Second Lockerbie air accident investigator speaks about MH17

[Another of the air accident investigators involved at Lockerbie has been talking about the MH17 crash. What follows is excerpted from an article in today’s edition of The Daily Telegraph:]

The painstaking process of investigating the Malaysian Airlines disaster will be made immeasurably more complicated by the crash site’s location in the middle of a country on the brink of civil war, experts said.

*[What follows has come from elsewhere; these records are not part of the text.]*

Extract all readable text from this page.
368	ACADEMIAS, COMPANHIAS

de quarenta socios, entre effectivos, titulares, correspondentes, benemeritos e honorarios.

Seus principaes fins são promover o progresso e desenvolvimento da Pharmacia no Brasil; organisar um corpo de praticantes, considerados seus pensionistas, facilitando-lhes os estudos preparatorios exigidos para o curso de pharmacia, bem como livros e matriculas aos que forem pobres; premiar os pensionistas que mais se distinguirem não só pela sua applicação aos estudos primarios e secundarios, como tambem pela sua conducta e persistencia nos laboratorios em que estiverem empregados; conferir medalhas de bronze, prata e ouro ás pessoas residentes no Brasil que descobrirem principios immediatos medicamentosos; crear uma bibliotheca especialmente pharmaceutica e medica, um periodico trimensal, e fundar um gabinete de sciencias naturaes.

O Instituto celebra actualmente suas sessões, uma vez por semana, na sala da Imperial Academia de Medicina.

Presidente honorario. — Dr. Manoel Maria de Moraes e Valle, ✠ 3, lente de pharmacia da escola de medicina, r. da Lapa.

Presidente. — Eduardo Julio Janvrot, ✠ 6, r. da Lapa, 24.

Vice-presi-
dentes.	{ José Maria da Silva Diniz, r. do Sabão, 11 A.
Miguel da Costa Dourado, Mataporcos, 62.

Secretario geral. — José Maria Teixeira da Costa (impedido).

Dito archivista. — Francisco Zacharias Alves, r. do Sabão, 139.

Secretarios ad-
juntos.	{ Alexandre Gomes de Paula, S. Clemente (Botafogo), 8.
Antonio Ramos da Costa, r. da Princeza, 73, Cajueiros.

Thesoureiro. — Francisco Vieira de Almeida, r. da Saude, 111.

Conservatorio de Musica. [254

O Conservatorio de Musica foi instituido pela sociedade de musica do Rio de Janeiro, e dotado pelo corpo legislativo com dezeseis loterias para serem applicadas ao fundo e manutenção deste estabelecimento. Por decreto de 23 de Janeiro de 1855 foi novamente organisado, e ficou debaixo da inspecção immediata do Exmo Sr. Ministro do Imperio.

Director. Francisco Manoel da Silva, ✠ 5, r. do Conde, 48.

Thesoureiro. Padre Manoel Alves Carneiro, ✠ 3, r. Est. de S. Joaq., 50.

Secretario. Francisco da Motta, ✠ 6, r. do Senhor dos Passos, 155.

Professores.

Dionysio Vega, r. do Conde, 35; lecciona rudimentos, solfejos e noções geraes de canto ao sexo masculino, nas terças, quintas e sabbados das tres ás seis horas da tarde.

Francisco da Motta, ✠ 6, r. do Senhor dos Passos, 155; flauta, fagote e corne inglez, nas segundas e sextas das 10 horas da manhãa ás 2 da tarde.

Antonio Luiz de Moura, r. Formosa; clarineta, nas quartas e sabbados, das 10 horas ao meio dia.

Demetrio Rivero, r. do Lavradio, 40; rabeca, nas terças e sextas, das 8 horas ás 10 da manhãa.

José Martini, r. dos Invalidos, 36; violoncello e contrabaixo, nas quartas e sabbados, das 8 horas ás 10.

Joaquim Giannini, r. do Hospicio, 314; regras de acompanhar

The investigation will require scrupulous mapping of debris - to help give a clear picture of how and why the fuselage broke up - followed by recovery of every piece of wreckage and possible forensic examination for traces of explosives.

Peter Claiden, who was a senior engineer in the AAIB investigation into the 1988 Lockerbie disaster, said: “There really needs to be a proper, professional investigation if they want to secure evidence from the wreckage.

“It was difficult enough to achieve at Lockerbie so the problems facing investigators in what is effectively a war zone are very serious indeed.”

Mr Claiden, who was responsible for reconstructing part of Pan Am Flight 103 after it was blown up mid-air above the Scottish town killing all 259 onboard and 11 on the ground, said: “The first problem will be to try to identify how widespread the wreckage is.

“They will need to find the infrastructure to take away the wreckage and store it safely.

“If the aircraft was destroyed by a missile, in an ideal world you must get all that wreckage and reassemble it. Then you might get an idea of the origin of the disaster.”

Air accident investigators must sometimes go to extraordinary lengths to establish the cause of a disaster - as in the case of Lockerbie which became Britain’s largest ever murder inquiry.

Part of the fuselage of Pan Am Boeing 747 - which exploded above Lockerbie in December 1988 - was reconstructed in a hangar in Farnborough, Hants, by the AAIB, where it remained for 24 years while diplomatic and legal machinations wore on.

The reconstruction was essential in proving Flight 103 broke up mid-air after the detonation of Semtex high explosive concealed in a Toshiba radio cassette recorder, which was contained in a Samsonite suitcase in the aircraft’s hold.

Fragments of the items, plus a long-delay electronic timer made by a Swiss firm, MEBO, were presented in the trial of Abdelbaset Ali Mohmed Al Megrahi held under Scottish law in Camp Zeist, the Netherlands, in 2000.

1 comment:

  1. Let's hope the people involved in this new investigation do a more professional job than Mr. Claiden did 25 years ago.

    In April 1989 he stated that the floor of the baggage container had been protected by "presumably, a piece of luggage." This wasn't just wrong, it was speculation outwith his own area of competence.

    It was the first public articulation of the false reasoning on the luggage positioning that led the investigation to Malta instead of to Heathrow. Mr. Claiden has some very serious questions to answer.